UK lawyers have come out swinging about Boris Johnson’s comments to the virtual Conservative Party conference where he said “lefty human rights lawyers” who he claimed were hampering the criminal justice system
Responding to the prime minister’s address to the party’s virtual conference on Tuesday, lawyers condemned his comments as going even further than those made by the home secretary, Priti Patel who hit out at “lefty lawyers” and “do gooders” who were “defending the broken system.”
A criminal barrister, Joanna Hardy, hit back at the PM with a series of tweets that have been garnering growing support,

Hardy noted that the system may have been ‘hamstrung’, but it wasn’t the fault of the lawyers.
Criticism from senior lawyers was also quick to emerge.
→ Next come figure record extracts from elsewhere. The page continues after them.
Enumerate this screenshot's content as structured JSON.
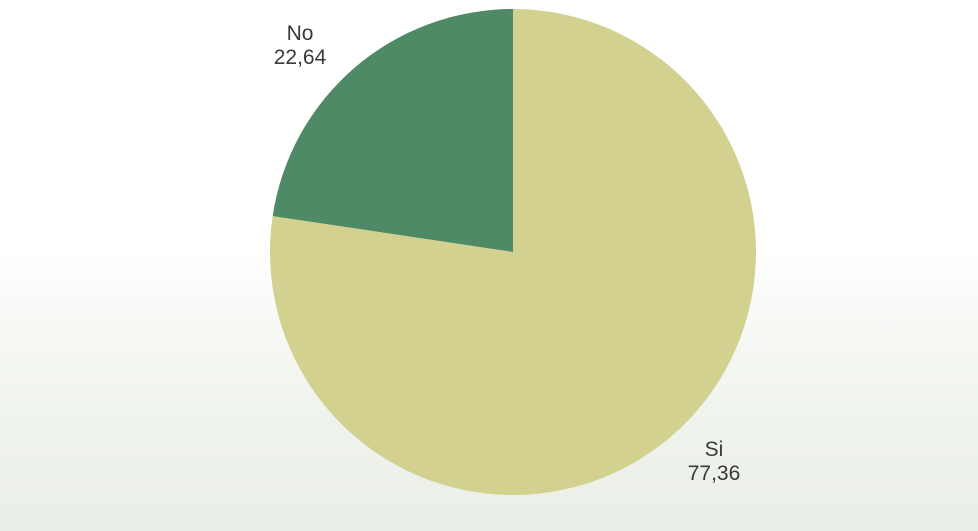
{
  "chart_data": {
    "type": "pie",
    "slices": [
      {
        "label": "Si",
        "value": 77.36,
        "value_text": "77,36",
        "color": "#d3d18f"
      },
      {
        "label": "No",
        "value": 22.64,
        "value_text": "22,64",
        "color": "#4e8a65"
      }
    ],
    "start_angle": "12 o'clock",
    "direction": "clockwise",
    "legend": "none",
    "title": ""
  }
}
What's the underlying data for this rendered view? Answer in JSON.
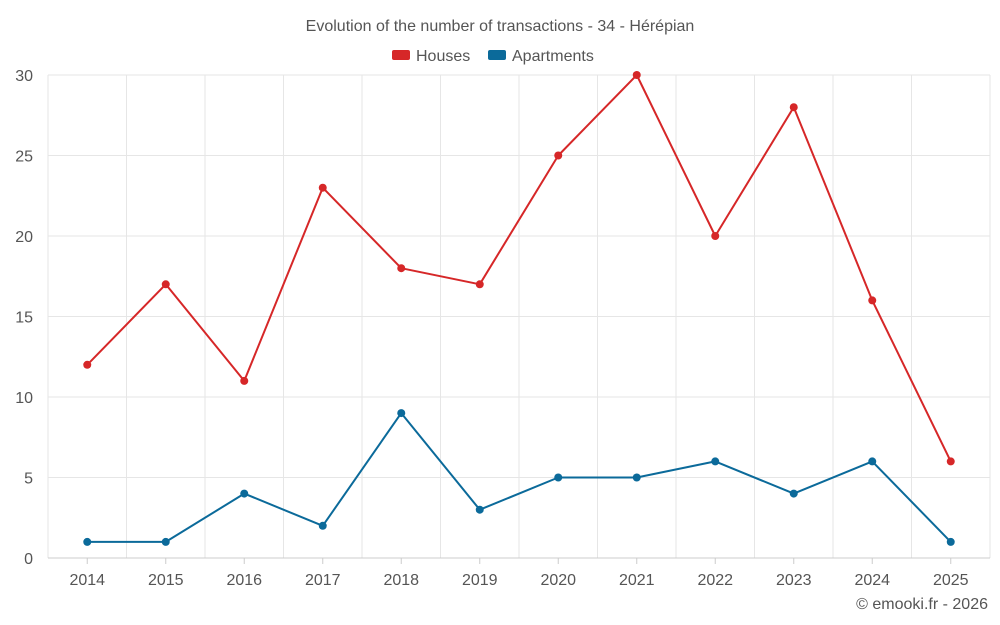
{
  "chart_data": {
    "type": "line",
    "title": "Evolution of the number of transactions - 34 - Hérépian",
    "categories": [
      "2014",
      "2015",
      "2016",
      "2017",
      "2018",
      "2019",
      "2020",
      "2021",
      "2022",
      "2023",
      "2024",
      "2025"
    ],
    "series": [
      {
        "name": "Houses",
        "color": "#d62728",
        "values": [
          12,
          17,
          11,
          23,
          18,
          17,
          25,
          30,
          20,
          28,
          16,
          6
        ]
      },
      {
        "name": "Apartments",
        "color": "#0b6a9a",
        "values": [
          1,
          1,
          4,
          2,
          9,
          3,
          5,
          5,
          6,
          4,
          6,
          1
        ]
      }
    ],
    "ylim": [
      0,
      30
    ],
    "yticks": [
      "0",
      "5",
      "10",
      "15",
      "20",
      "25",
      "30"
    ],
    "grid": true,
    "legend": "top-center",
    "xlabel": "",
    "ylabel": ""
  },
  "credit": "© emooki.fr - 2026"
}
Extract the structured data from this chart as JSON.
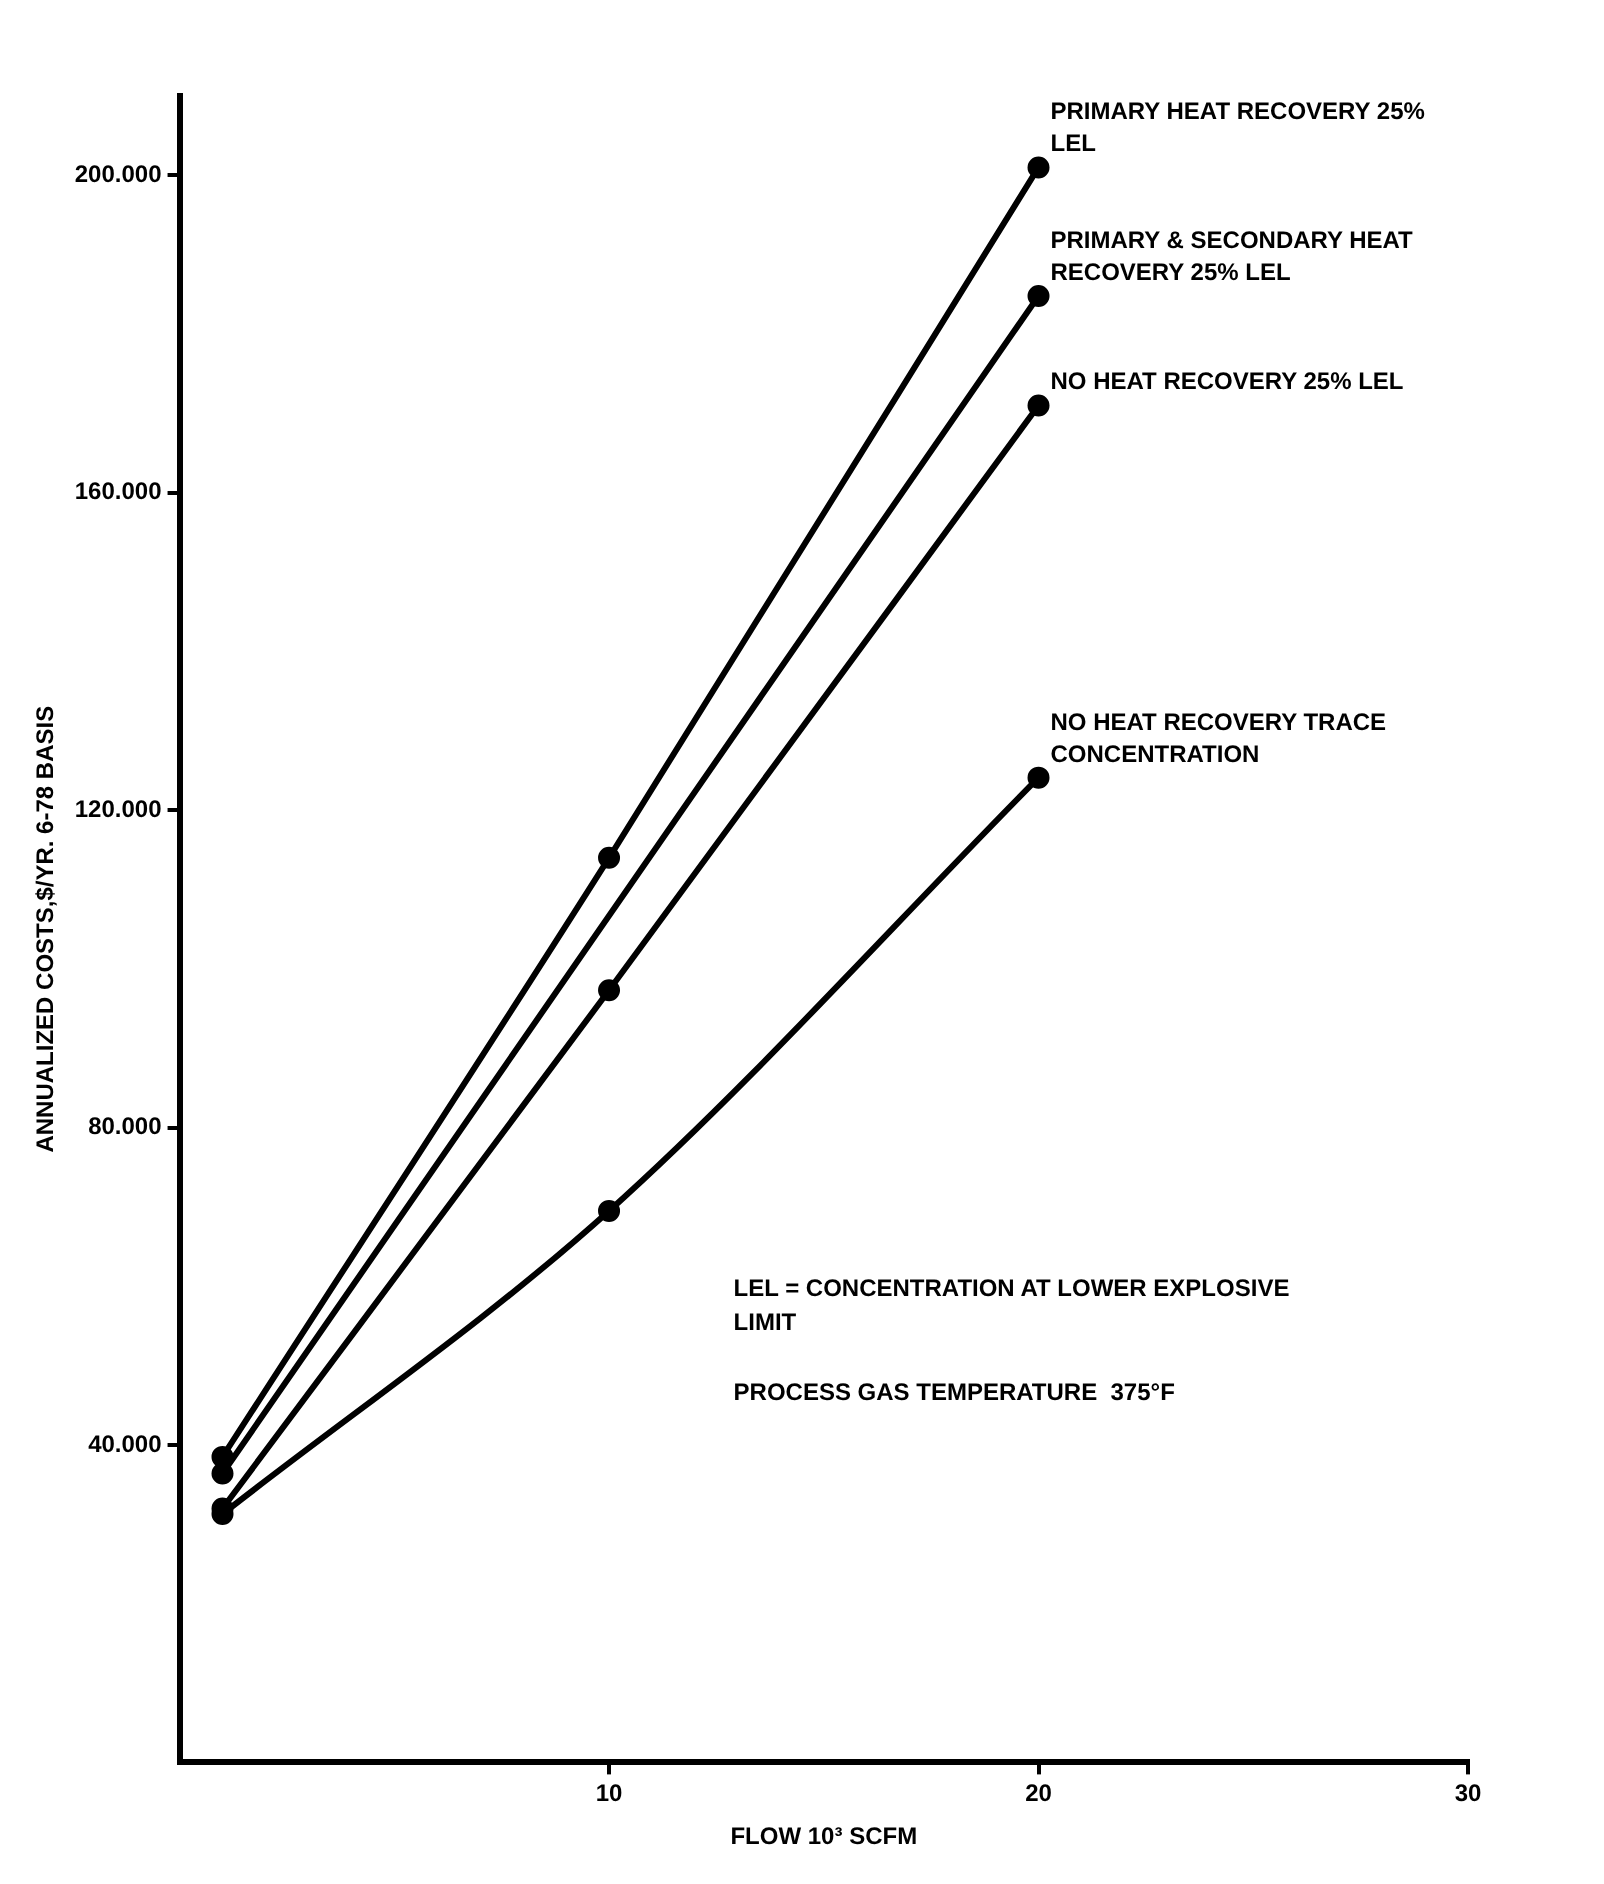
{
  "chart_data": {
    "type": "line",
    "xlabel": "FLOW 10³ SCFM",
    "ylabel": "ANNUALIZED COSTS,$/YR. 6-78 BASIS",
    "x": [
      1,
      10,
      20
    ],
    "series": [
      {
        "name": "PRIMARY HEAT RECOVERY 25% LEL",
        "color": "#000000",
        "values": [
          38500,
          114000,
          201000
        ]
      },
      {
        "name": "PRIMARY & SECONDARY HEAT RECOVERY 25% LEL",
        "color": "#000000",
        "x": [
          1,
          20
        ],
        "values": [
          36400,
          184800
        ]
      },
      {
        "name": "NO HEAT RECOVERY 25% LEL",
        "color": "#000000",
        "values": [
          32000,
          97300,
          171000
        ]
      },
      {
        "name": "NO HEAT RECOVERY TRACE CONCENTRATION",
        "color": "#000000",
        "values": [
          31300,
          69500,
          124100
        ]
      }
    ],
    "xlim": [
      0,
      30
    ],
    "xticks": [
      10,
      20,
      30
    ],
    "ylim": [
      0,
      210000
    ],
    "yticks": [
      {
        "value": 40000,
        "label": "40.000"
      },
      {
        "value": 80000,
        "label": "80.000"
      },
      {
        "value": 120000,
        "label": "120.000"
      },
      {
        "value": 160000,
        "label": "160.000"
      },
      {
        "value": 200000,
        "label": "200.000"
      }
    ],
    "annotations": [
      "LEL = CONCENTRATION AT LOWER EXPLOSIVE LIMIT",
      "PROCESS GAS TEMPERATURE  375°F"
    ],
    "marker": "circle",
    "line_style": "solid",
    "grid": false,
    "legend": false
  }
}
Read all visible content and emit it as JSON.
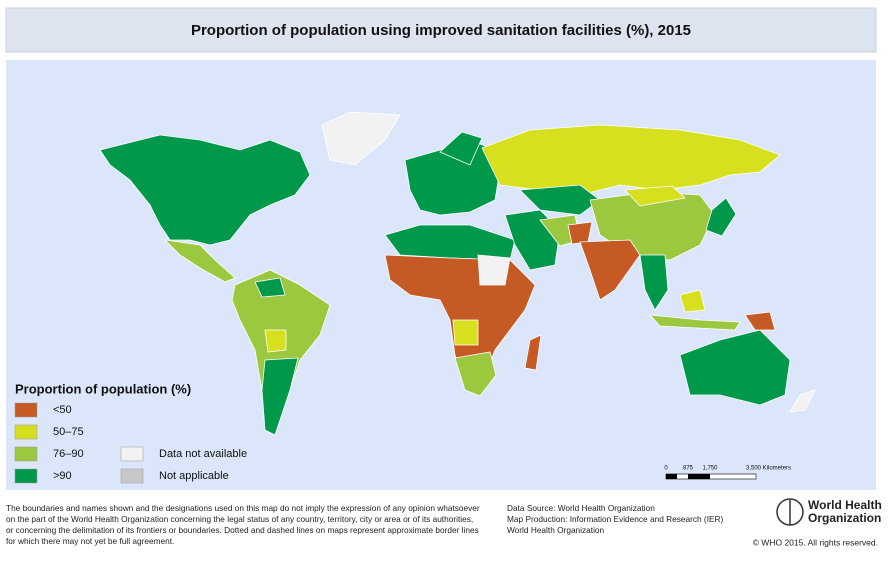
{
  "header": {
    "title": "Proportion of population using improved sanitation facilities (%), 2015"
  },
  "legend": {
    "title": "Proportion of population (%)",
    "items": [
      {
        "label": "<50",
        "color": "#c55a24"
      },
      {
        "label": "50–75",
        "color": "#d6e01e"
      },
      {
        "label": "76–90",
        "color": "#9cc83f"
      },
      {
        "label": ">90",
        "color": "#00994c"
      },
      {
        "label": "Data not available",
        "color": "#f2f2f2"
      },
      {
        "label": "Not applicable",
        "color": "#c8c8c8"
      }
    ]
  },
  "scale": {
    "labels": [
      "0",
      "875",
      "1,750",
      "3,500 Kilometers"
    ]
  },
  "disclaimer": [
    "The boundaries and names shown and the designations used on this map do not imply the expression of any opinion whatsoever",
    "on the part of the World Health Organization concerning the legal status of any country, territory, city or area or of its authorities,",
    "or concerning the delimitation of its frontiers or boundaries. Dotted and dashed lines on maps represent approximate border lines",
    "for which there may not yet be full agreement."
  ],
  "source": [
    "Data Source: World Health Organization",
    "Map Production: Information Evidence and Research (IER)",
    "World Health Organization"
  ],
  "logo": [
    "World Health",
    "Organization"
  ],
  "copyright": "© WHO 2015. All rights reserved."
}
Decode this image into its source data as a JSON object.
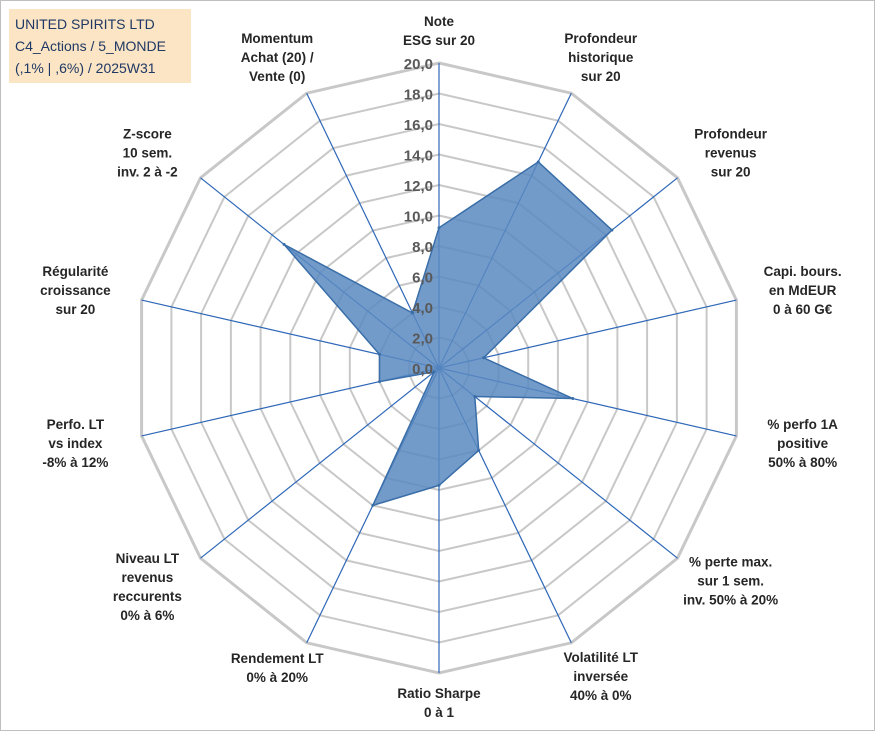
{
  "title_box": {
    "line1": "UNITED SPIRITS LTD",
    "line2": "C4_Actions / 5_MONDE",
    "line3": "(,1% | ,6%) / 2025W31"
  },
  "colors": {
    "fill": "#5b8ac1",
    "stroke": "#3a6ea8",
    "grid": "#c8c8c8",
    "spoke": "#2e67b8",
    "title_bg": "#fbe5c4",
    "title_text": "#1f3864"
  },
  "chart_data": {
    "type": "radar",
    "rmin": 0,
    "rmax": 20,
    "tick_step": 2,
    "tick_labels": [
      "0,0",
      "2,0",
      "4,0",
      "6,0",
      "8,0",
      "10,0",
      "12,0",
      "14,0",
      "16,0",
      "18,0",
      "20,0"
    ],
    "axes": [
      {
        "label": [
          "Note",
          "ESG sur 20"
        ],
        "value": 9.2
      },
      {
        "label": [
          "Profondeur",
          "historique",
          "sur 20"
        ],
        "value": 15.0
      },
      {
        "label": [
          "Profondeur",
          "revenus",
          "sur 20"
        ],
        "value": 14.5
      },
      {
        "label": [
          "Capi. bours.",
          "en MdEUR",
          "0 à 60 G€"
        ],
        "value": 3.0
      },
      {
        "label": [
          "% perfo 1A",
          "positive",
          "50% à 80%"
        ],
        "value": 9.0
      },
      {
        "label": [
          "% perte max.",
          "sur 1 sem.",
          "inv. 50% à 20%"
        ],
        "value": 3.0
      },
      {
        "label": [
          "Volatilité LT",
          "inversée",
          "40% à 0%"
        ],
        "value": 6.0
      },
      {
        "label": [
          "Ratio Sharpe",
          "0 à 1"
        ],
        "value": 7.7
      },
      {
        "label": [
          "Rendement LT",
          "0% à 20%"
        ],
        "value": 10.0
      },
      {
        "label": [
          "Niveau LT",
          "revenus",
          "reccurents",
          "0% à 6%"
        ],
        "value": 0.4
      },
      {
        "label": [
          "Perfo. LT",
          "vs index",
          "-8% à 12%"
        ],
        "value": 4.0
      },
      {
        "label": [
          "Régularité",
          "croissance",
          "sur 20"
        ],
        "value": 4.0
      },
      {
        "label": [
          "Z-score",
          "10 sem.",
          "inv. 2 à -2"
        ],
        "value": 13.0
      },
      {
        "label": [
          "Momentum",
          "Achat (20) /",
          "Vente (0)"
        ],
        "value": 4.0
      }
    ]
  }
}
Bar Council chair Amanda Pinto QC, criticized the comments and the under-funding of the criminal justice system, saying: “It is shocking and troubling that our own Prime Minister condones and extends attempts to politicise and attack lawyers for simply doing their job in the public interest. Lawyers — including those employed by the government itself — are absolutely vital to the running of our grossly under-funded criminal justice system. Their professional duty is to their client and to the court, and not to play political games.”
On Tuesday night, Lady Hale, the former president of the supreme court, added to legal criticism of the government by telling a seminar that the internal market bill, which provides for breaching international law, could damage Britain’s standing in the world.